The right to be let alone was enshrined in the Fourth Amendment’s prohibition of unreasonable searches and seizures. Justice Louis D. Brandeis elaborated in Olmstead v. United States:
“The makers of our Constitution undertook to secure conditions favorable to the pursuit of happiness. They recognized the significance of man’s spiritual nature, of his feelings and of his intellect. They knew that only a part of the pain, pleasure and satisfactions of life are to be found in material things. They sought to protect Americans in their beliefs, their thoughts, their emotions and their sensations. They conferred, as against the government, the right to be let alone - the most comprehensive of rights and the right most valued by civilized men.”
We have come full circle since the Declaration of Independence and the ratification of the Fourth Amendment.
We have lesser privacy rights as citizens under the president of the United States than we did as colonists under King George III.
Even if you have nothing to hide, you should worry about the NSA’s digital Panopticon.
The NSA’s ethos and secrecy does not inspire confidence that the metadata about your phone calls will not be abused. The director of National Intelligence, James Clapper, lied under oath to the Senate Intelligence Committee in denying the NSA’s collection of data on Americans.
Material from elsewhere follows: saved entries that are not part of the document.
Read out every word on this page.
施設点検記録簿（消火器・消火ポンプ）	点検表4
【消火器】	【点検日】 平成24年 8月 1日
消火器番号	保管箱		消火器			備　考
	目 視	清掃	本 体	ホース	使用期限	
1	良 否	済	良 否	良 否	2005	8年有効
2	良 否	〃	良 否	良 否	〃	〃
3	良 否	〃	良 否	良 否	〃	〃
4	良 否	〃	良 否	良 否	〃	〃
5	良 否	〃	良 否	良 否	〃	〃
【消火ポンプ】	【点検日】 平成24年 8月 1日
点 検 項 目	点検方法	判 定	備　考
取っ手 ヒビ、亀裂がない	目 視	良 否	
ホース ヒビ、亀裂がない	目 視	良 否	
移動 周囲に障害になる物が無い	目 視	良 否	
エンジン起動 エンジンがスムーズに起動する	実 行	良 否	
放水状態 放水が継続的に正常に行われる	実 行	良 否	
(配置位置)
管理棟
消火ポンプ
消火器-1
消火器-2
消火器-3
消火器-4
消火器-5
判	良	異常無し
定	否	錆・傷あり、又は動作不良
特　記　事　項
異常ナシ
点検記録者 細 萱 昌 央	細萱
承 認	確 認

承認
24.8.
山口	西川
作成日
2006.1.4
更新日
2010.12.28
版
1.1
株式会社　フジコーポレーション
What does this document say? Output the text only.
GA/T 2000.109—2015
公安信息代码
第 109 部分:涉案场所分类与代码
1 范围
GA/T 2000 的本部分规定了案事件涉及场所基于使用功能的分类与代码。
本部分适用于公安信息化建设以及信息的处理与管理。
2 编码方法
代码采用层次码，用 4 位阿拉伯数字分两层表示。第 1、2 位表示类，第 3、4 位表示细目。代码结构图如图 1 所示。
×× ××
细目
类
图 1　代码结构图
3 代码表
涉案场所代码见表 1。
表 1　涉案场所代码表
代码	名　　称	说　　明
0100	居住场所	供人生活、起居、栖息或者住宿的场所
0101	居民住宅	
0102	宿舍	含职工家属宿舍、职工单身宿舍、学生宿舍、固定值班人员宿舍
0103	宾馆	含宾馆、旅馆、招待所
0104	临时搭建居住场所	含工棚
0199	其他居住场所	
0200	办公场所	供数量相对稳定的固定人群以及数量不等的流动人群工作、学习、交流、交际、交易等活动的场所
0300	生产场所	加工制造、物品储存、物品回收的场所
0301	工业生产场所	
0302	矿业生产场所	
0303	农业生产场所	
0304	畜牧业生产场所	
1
After Snowden’s disclosures, the NSA insisted that its dragnet spying had foiled scores of terrorist plots targeting the United States. But under scrutiny that number slowly diminished until it reached zero.
Congressional oversight of the NSA is farcical. Little is asked. Less is revealed. A state secrets privilege is routinely invoked to block investigations. House and Senate Intelligence Committee members concur that more is learned from newspapers and leaks than from top secret briefings by the intelligence community.
Secrecy corrupts, and absolute secrecy corrupts absolutely. The NSA is no exception. The files it maintains could be used to place citizens on watch lists, to deny employment or credit, to target for an IRS audit, or otherwise.
Even if the NSA stayed within legal boundaries, its Orwellian collection of data enervates democracy. The fear that the NSA could misuse the information discourages citizens from criticizing the government, associating for political purposes, or otherwise participating actively in the political process. Citizen docility invites tyranny. A people of sheep will get a government of wolves.
Supreme Court Justice and Nuremburg chief prosecutor Robert Jackson warned in Brinegar v. United States that weakening the Fourth Amendment’s protection of privacy would crush the spirit of liberty indispensable to government of the people, by the people, for the people:
“[Fourth Amendment rights] … are not mere second-class rights, but belong in the catalog of indispensable freedoms. Among deprivations of rights, none is so effective in cowing a population, crushing the spirit of the individual, and putting terror in every heart. Uncontrolled search and seizure is one of the first and most effective weapons in the arsenal of every arbitrary government.”
The NSA’s authority for its telephony metadata surveillance program expires in June unless Congress extends it. If you care about liberty, you should not tarry in urging your senators and House members to let the program die.
Our nation was founded on the principle that liberty is the rule, i.e.,liberty for its own sake is cherished, and that government encroachments are narrow exceptions justifed only by urgent needs. The NSA’s dragnet metadata surveillance targeting 300 million Americans fails that test.